Lisée dit vouloir retenir les immigrants racialisés qui obtiendront un diplôme québécois. Certes, un diplôme local favorise l’insertion socioprofessionnelle, mais cela n’est pas une solution à la discrimination. Les compétences seules ne peuvent expliquer le fait que, même au sein des diplômés du Québec, l’appartenance à une minorité racialisée augmente le risque d’être en situation de surqualification (Boudarbat et Montmarquette, 2013). Même parmi les bilingues, les personnes originaires de l’extérieur de l’Occident sont désavantagées sur le marché du travail (Zhu et Bélanger, 2010). Faire preuve de courage politique serait donc d’appeler à lutter de front contre le fait que l’origine d’un individu lui empêche de jouir des mêmes chances que celles d’un blanc canadien-français. Les études canadiennes et québécoises qui nous invitent à considérer sérieusement la discrimination comme facteur explicatif des inégalités racialisées sur le dont sont nombreuses (Oreopoulos, 2011, Boudarbat, 2011 ; Li, 2013 ; Pendakur et Pendakur, 2012 ; Boulet, 2013 ; Zhu et Aboubacar, 2014). Comme l’a bien démontré une étude de la Commission des droits de la personne et de la jeunesse en 2012, la discrimination à l’endroit des travailleurs et travailleuses racialisé-e-s est bien présente sur le marché du travail. Après avoir envoyé des paires de CV fictifs où les candidats sont diplômés d’universités montréalaises, l’étude conclut que, «à profil et à qualifications égales, un Tremblay ou un Bélanger a au moins 60 % plus de chances d’être invité à un entretien d’embauche qu’un Sanchez, un Ben Saïd ou un Traoré» (CDPDJ, 2012). Cela n’est qu’un aspect de la situation de discrimination systémique qui touche les immigrant-e-s racialisé-e-s. On n’a qu’à penser aux barrières structurelles que représentent certains ordres professionnels et au mode de recrutement informel par réseau, qui favorise les membres du groupe majoritaire et bloque l’accès à une expérience de travail locale.

Faire preuve de courage politique serait donc d’appeler à lutter de front contre le fait que l’origine d’un individu lui empêche de jouir des mêmes chances que celles d’un blanc canadien-français.

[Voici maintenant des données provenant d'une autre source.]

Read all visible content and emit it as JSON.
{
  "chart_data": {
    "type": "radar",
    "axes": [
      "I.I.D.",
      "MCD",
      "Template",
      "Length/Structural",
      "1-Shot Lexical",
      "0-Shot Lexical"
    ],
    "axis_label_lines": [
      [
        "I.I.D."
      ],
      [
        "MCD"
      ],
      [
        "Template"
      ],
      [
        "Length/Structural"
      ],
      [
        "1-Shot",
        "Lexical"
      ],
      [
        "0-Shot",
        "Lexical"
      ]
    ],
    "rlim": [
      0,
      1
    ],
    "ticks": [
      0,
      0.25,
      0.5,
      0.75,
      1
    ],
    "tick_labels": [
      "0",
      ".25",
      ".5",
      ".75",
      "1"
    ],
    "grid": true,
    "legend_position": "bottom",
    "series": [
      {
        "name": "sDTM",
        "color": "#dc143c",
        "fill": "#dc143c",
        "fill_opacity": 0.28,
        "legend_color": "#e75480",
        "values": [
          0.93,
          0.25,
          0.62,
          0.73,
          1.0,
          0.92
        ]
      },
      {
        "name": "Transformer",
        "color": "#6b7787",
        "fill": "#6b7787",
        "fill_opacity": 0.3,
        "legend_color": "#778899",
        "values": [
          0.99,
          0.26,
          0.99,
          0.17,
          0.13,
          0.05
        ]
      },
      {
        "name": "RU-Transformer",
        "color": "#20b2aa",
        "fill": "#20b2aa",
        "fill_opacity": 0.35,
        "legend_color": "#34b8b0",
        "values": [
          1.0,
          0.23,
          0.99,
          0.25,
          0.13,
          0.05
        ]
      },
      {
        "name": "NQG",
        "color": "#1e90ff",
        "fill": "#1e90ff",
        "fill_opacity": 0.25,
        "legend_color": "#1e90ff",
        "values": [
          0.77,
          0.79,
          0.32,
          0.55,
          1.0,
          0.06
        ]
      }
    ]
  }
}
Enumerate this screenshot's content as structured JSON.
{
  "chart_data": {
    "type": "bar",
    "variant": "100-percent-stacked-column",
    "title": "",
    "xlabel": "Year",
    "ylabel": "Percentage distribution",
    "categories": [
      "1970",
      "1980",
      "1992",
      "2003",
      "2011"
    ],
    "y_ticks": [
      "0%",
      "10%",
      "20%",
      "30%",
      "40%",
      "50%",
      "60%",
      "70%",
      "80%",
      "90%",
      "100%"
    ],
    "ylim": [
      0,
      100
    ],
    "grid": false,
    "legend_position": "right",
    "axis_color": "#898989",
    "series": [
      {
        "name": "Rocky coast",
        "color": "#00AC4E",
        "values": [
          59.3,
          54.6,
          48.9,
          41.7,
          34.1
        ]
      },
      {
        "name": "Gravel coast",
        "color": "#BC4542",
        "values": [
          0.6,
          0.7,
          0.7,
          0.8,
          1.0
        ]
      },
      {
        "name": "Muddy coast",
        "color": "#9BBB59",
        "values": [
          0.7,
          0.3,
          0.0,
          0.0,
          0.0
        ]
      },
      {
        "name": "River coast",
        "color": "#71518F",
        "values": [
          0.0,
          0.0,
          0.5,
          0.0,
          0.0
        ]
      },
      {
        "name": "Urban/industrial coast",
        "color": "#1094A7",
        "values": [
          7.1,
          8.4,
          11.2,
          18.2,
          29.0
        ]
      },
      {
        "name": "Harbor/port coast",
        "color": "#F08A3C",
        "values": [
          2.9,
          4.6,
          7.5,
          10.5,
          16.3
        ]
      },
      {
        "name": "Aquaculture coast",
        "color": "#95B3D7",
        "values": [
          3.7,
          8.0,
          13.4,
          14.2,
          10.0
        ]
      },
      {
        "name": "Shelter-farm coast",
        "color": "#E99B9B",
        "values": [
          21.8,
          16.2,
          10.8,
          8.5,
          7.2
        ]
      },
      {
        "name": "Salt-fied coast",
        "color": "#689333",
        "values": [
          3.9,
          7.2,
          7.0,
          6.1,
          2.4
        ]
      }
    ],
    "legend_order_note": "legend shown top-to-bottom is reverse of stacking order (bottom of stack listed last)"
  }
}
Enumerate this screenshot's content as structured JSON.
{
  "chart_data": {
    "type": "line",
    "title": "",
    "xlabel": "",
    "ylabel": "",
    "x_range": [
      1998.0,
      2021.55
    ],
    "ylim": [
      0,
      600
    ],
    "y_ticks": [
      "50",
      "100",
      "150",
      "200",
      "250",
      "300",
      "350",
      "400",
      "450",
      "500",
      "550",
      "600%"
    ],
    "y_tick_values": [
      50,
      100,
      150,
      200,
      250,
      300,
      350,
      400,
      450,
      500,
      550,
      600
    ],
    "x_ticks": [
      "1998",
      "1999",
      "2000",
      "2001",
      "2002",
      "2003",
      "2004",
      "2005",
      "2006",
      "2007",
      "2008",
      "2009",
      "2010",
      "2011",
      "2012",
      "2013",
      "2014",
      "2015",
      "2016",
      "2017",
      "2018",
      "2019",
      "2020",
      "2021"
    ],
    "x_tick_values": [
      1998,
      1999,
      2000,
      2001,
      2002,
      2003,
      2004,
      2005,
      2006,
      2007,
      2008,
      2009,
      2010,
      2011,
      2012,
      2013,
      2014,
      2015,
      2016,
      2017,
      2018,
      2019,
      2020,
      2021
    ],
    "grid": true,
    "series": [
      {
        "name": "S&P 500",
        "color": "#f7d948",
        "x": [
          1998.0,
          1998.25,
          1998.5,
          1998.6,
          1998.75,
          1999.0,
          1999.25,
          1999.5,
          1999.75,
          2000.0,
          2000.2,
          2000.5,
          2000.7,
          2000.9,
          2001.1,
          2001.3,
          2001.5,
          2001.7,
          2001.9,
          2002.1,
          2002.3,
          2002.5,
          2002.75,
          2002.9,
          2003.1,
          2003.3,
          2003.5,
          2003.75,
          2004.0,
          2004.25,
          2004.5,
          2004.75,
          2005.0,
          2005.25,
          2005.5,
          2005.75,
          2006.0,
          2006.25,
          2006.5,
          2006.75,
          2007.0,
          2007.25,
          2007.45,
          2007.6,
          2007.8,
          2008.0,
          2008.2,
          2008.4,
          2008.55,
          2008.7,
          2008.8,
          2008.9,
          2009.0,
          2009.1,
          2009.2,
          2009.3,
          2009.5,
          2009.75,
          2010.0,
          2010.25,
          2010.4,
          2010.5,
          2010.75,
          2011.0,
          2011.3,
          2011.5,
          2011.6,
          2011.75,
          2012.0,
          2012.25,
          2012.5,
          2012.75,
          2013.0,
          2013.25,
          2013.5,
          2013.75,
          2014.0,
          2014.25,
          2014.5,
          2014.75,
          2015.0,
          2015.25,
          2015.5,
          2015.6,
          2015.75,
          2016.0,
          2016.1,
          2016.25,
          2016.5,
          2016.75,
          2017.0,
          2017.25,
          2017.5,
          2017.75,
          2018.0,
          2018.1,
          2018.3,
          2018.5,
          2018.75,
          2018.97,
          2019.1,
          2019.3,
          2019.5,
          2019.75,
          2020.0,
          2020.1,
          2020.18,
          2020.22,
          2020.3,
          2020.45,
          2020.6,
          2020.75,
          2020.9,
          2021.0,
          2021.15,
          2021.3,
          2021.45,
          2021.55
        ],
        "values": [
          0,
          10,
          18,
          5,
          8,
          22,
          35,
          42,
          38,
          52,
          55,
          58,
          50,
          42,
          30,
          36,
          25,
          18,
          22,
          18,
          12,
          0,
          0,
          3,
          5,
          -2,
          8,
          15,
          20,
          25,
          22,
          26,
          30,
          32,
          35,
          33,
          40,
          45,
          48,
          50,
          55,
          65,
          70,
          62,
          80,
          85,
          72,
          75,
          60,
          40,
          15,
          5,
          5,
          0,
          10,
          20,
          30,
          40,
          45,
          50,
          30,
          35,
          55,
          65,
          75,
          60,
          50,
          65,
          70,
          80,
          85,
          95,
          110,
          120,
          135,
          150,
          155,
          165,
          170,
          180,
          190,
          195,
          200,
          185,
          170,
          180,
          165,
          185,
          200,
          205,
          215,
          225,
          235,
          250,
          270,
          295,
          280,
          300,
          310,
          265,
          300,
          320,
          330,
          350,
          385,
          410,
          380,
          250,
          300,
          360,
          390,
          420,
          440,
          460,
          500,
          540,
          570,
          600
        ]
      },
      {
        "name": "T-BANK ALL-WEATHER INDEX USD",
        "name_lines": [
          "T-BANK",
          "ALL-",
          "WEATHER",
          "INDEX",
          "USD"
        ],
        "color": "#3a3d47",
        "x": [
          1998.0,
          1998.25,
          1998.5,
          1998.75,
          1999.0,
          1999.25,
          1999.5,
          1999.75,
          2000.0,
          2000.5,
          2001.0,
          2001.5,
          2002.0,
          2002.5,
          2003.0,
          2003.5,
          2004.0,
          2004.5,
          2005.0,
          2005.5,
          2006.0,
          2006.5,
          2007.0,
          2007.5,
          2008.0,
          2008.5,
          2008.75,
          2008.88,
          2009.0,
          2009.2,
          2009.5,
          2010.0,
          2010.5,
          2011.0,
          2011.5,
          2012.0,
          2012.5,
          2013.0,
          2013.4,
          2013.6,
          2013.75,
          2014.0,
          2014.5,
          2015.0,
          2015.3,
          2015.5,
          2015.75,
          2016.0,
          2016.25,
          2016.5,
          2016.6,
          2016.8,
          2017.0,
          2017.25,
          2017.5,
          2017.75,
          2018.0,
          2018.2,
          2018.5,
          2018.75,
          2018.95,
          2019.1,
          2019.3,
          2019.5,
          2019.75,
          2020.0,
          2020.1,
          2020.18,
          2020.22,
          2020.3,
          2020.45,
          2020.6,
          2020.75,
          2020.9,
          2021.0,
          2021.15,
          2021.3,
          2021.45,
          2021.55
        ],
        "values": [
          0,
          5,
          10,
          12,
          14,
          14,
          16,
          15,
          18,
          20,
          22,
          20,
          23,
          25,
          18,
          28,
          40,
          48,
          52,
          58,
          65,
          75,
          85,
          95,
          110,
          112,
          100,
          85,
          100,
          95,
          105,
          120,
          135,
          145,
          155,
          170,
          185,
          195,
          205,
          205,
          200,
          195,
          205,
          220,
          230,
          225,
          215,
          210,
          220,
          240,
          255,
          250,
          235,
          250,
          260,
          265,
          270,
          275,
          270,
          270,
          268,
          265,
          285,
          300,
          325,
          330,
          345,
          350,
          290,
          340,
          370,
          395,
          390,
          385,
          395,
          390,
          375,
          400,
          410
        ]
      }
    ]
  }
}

Tout cela nous mène à douter du fait que les propositions de Lisée soient véritablement le fait d’un souci pour l’économie québécoise et du bien-être des populations immigrantes elles-mêmes. Une fois que l’on voit que les arguments économiques mobilisés sont aussi peu solides, on est en mesure de comprendre le projet politique identitaire conservateur qui motive ces propos. Non seulement ces derniers n’apportent aucune solution à la situation de discrimination socioéconomique des Québécois-e-s appartenant à une minorité racialisée, mais ils laissent entendre qu’ils et elles auraient mieux fait de rester dans leur pays d’origine puisque, au final, ce n’est pas que des barrières structurelles se dressent devant eux et elles, mais bien qu’ils et elles sont des immigrant-e-s imparfait-e-s.

Mathieu Forcier est étudiant au doctorat en sociologie à l’Université de Montréal. Il s’intéresse principalement à la question de l’immigration.